Steve Jobs as a Designer

When Apple announced the passing of their former CEO, Steve Jobs, many people across the world were saddened – including me. It brought me back to my first conscious encounter with an Apple computer in 2002.

It was an old Power Macintosh, probably made in the mid-90s. It was bulky and still had a disk drive for the ancient Verbatim bendy floppy disks. It was more or less a decade old. I rolled my eyes at the computers thinking that my high school was so poor we had to put up with the old machines. When I finally used it, I was so surprised by how it managed a much newer OS and softwares like Adobe Photoshop 7 (new at that time). I was impressed because I knew that the 1-year old family computer wouldn’t be able to handle that at all. I was an instant fan.

But being an Apple fan wasn’t the reason why I had a connection with Steve Jobs. It was who he was before Apple.

In June 2005, Steve spoke during the Stanford University commencement. There, he revealed side of him that I didn’t know about. A side of him that was much closer to my heart.

Because I had dropped out and didn’t have to take the normal classes, I decided to take a calligraphy class to learn how to do this. I learned about serif and san serif typefaces, about varying the amount of space between different letter combinations, about what makes great typography great.
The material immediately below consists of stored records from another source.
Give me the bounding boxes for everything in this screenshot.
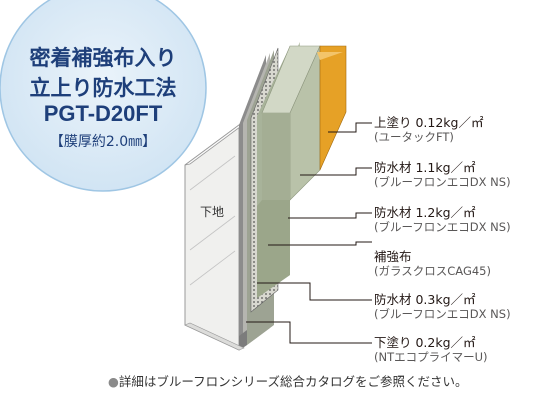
layer-product: (ブルーフロンエコDX NS) bbox=[374, 307, 511, 321]
layer-name: 補強布 bbox=[374, 249, 412, 264]
badge-line4: 【膜厚約2.0㎜】 bbox=[49, 134, 157, 150]
layer-product: (ガラスクロスCAG45) bbox=[374, 264, 491, 278]
layer-name: 下塗り 0.2kg／㎡ bbox=[374, 335, 476, 350]
layer-label-waterproof-3: 防水材 0.3kg／㎡ (ブルーフロンエコDX NS) bbox=[374, 292, 511, 322]
badge-line3: PGT-D20FT bbox=[43, 101, 163, 126]
layer-label-waterproof-2: 防水材 1.2kg／㎡ (ブルーフロンエコDX NS) bbox=[374, 205, 511, 235]
bullet-icon: ● bbox=[108, 374, 119, 389]
layer-name: 防水材 1.2kg／㎡ bbox=[374, 205, 476, 220]
layer-label-primer: 下塗り 0.2kg／㎡ (NTエコプライマーU) bbox=[374, 335, 488, 365]
badge-circle bbox=[0, 0, 207, 192]
layer-product: (NTエコプライマーU) bbox=[374, 350, 488, 364]
footnote-text: 詳細はブルーフロンシリーズ総合カタログをご参照ください。 bbox=[118, 374, 468, 389]
base-label: 下地 bbox=[200, 205, 225, 219]
badge-line2: 立上り防水工法 bbox=[29, 76, 177, 100]
layer-product: (ブルーフロンエコDX NS) bbox=[374, 220, 511, 234]
layer-name: 防水材 0.3kg／㎡ bbox=[374, 292, 476, 307]
layer-label-waterproof-1: 防水材 1.1kg／㎡ (ブルーフロンエコDX NS) bbox=[374, 160, 511, 190]
layer-label-reinforcement: 補強布 (ガラスクロスCAG45) bbox=[374, 249, 491, 279]
badge-line1: 密着補強布入り bbox=[29, 46, 177, 70]
base-wall bbox=[184, 123, 245, 351]
footnote: ●詳細はブルーフロンシリーズ総合カタログをご参照ください。 bbox=[108, 371, 468, 390]
layer-product: (ブルーフロンエコDX NS) bbox=[374, 175, 511, 189]
layer-name: 上塗り 0.12kg／㎡ bbox=[374, 115, 484, 130]
layer-product: (ユータックFT) bbox=[374, 130, 454, 144]
leader-lines bbox=[246, 122, 372, 344]
layer-stack bbox=[239, 42, 347, 350]
layer-label-topcoat: 上塗り 0.12kg／㎡ (ユータックFT) bbox=[374, 115, 483, 145]
layer-name: 防水材 1.1kg／㎡ bbox=[374, 160, 476, 175]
It was beautiful, historical, artistically subtle in a way that science can’t capture, and I found it fascinating.

Before all the iPods, computers, cellphones, and becoming a CEO of Apple and Pixar, Steve Jobs was a designer. His fascination in typography was inspiring.

None of this had even a hope of any practical application in my life. But ten years later, when we were designing the first Macintosh computer, it all came back to me. And we designed it all into the Mac. It was the first computer with beautiful typography.
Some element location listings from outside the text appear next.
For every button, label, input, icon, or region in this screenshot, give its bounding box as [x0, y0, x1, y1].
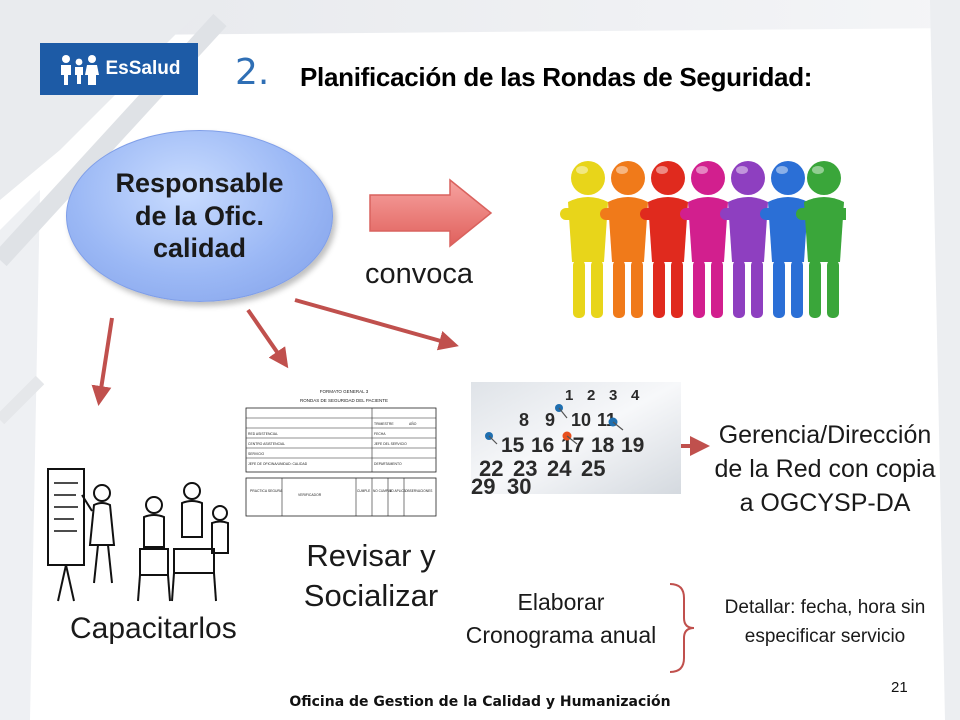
capacitarlos-label: Capacitarlos: [70, 612, 237, 645]
person-figure: [720, 161, 776, 318]
logo-text: EsSalud: [105, 58, 181, 79]
person-figure: [796, 161, 846, 318]
form-document-illustration: FORMATO GENERAL 3 RONDAS DE SEGURIDAD DE…: [244, 372, 440, 518]
svg-text:RED ASISTENCIAL: RED ASISTENCIAL: [248, 432, 278, 436]
svg-text:NO CUMPLE: NO CUMPLE: [373, 489, 392, 493]
calendar-day: 8: [519, 410, 529, 430]
calendar-day: 1: [565, 387, 573, 404]
calendar-day: 4: [631, 387, 640, 404]
svg-text:OBSERVACIONES: OBSERVACIONES: [405, 489, 432, 493]
svg-text:NO APLICA: NO APLICA: [389, 489, 407, 493]
revisar-label: Revisar y Socializar: [303, 538, 439, 614]
family-icon: [60, 55, 99, 85]
section-number: 2.: [235, 52, 270, 93]
responsable-text: Responsable de la Ofic. calidad: [115, 167, 284, 264]
block-arrow-icon: [369, 178, 493, 248]
svg-text:CENTRO ASISTENCIAL: CENTRO ASISTENCIAL: [248, 442, 285, 446]
form-heading-2: RONDAS DE SEGURIDAD DEL PACIENTE: [300, 398, 388, 403]
person-figure: [600, 161, 656, 318]
page-number: 21: [891, 679, 908, 696]
person-figure: [640, 161, 696, 318]
person-figure: [560, 161, 616, 318]
svg-text:PRACTICA SEGURA: PRACTICA SEGURA: [250, 489, 283, 493]
bracket-icon: [669, 583, 695, 673]
calendar-day: 15: [501, 434, 525, 457]
svg-text:AÑO: AÑO: [409, 421, 417, 426]
form-heading-1: FORMATO GENERAL 3: [320, 389, 369, 394]
gerencia-label: Gerencia/Dirección de la Red con copia a…: [714, 421, 936, 517]
calendar-day: 9: [545, 410, 555, 430]
page-title: Planificación de las Rondas de Seguridad…: [300, 62, 813, 92]
essalud-logo: EsSalud: [40, 43, 198, 95]
elaborar-label: Elaborar Cronograma anual: [465, 589, 657, 649]
svg-text:VERIFICADOR: VERIFICADOR: [298, 493, 322, 497]
svg-text:CUMPLE: CUMPLE: [357, 489, 370, 493]
training-illustration: [44, 465, 240, 603]
convoca-label: convoca: [365, 258, 474, 290]
calendar-day: 30: [507, 474, 531, 494]
calendar-day: 3: [609, 387, 617, 404]
svg-text:JEFE DEL SERVICIO: JEFE DEL SERVICIO: [374, 442, 407, 446]
svg-text:TRIMESTRE: TRIMESTRE: [374, 422, 394, 426]
person-figure: [680, 161, 736, 318]
calendar-day: 16: [531, 434, 554, 457]
responsable-oval: Responsable de la Ofic. calidad: [66, 130, 333, 302]
footer-text: Oficina de Gestion de la Calidad y Human…: [289, 694, 671, 710]
svg-text:SERVICIO: SERVICIO: [248, 452, 265, 456]
calendar-day: 2: [587, 387, 595, 404]
calendar-day: 25: [581, 456, 605, 481]
svg-text:JEFE DE OFICINA/UNIDAD: CALIDA: JEFE DE OFICINA/UNIDAD: CALIDAD: [248, 462, 308, 466]
detallar-label: Detallar: fecha, hora sin especificar se…: [724, 597, 926, 647]
calendar-day: 29: [471, 474, 495, 494]
calendar-day: 18: [591, 434, 615, 457]
svg-text:FECHA: FECHA: [374, 432, 386, 436]
calendar-day: 23: [513, 456, 537, 481]
people-group-illustration: [560, 161, 846, 318]
calendar-day: 10: [571, 410, 591, 430]
svg-text:DEPARTAMENTO: DEPARTAMENTO: [374, 462, 402, 466]
calendar-day: 22: [479, 456, 503, 481]
calendar-day: 24: [547, 456, 572, 481]
calendar-day: 19: [621, 434, 644, 457]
In his recently released biography, Walter Isaacson shares that Steve Jobs was obsessed with arranging the circuit boards of the Apple computes. He wanted the interior of the computers to be clean, orderly, and beautiful. Most people wouldn’t care what the inside of the compute looked like. I haven’t even seen what an inside of an Apple computer look like. But to Steve, it was important. In a Playboy interview in 1985, he shared a lesson he learned from his father.

When you’re a carpenter making a beautiful chest of drawers, you’re not going to use a piece of plywood on the back, even though it faces the wall and nobody will ever see it. You’ll know it’s there, so you’re going to use a beautiful piece of wood on the back. For you to sleep well at night, the aesthetic, the quality, has to be carried all the way through.

Then I realized why I liked Apple products so much. It isn’t just the power of the machines because admittedly there are many more machines available in the market that are much more powerful. It was the intentional design and the passion behind the products. Steve Jobs was the designer behind the sleek and clean feel of the products. He was the reason why everything in operating system had a unified look. He was also the reason why it is so intuitive and easy to use. He was obsessed with every detail and it just works.

Through his passion for design came more than just wonderful products but he created a dent in the universe.

Thank you Steve!

I recommend to listen to his entire Stanford University speech if you haven’t.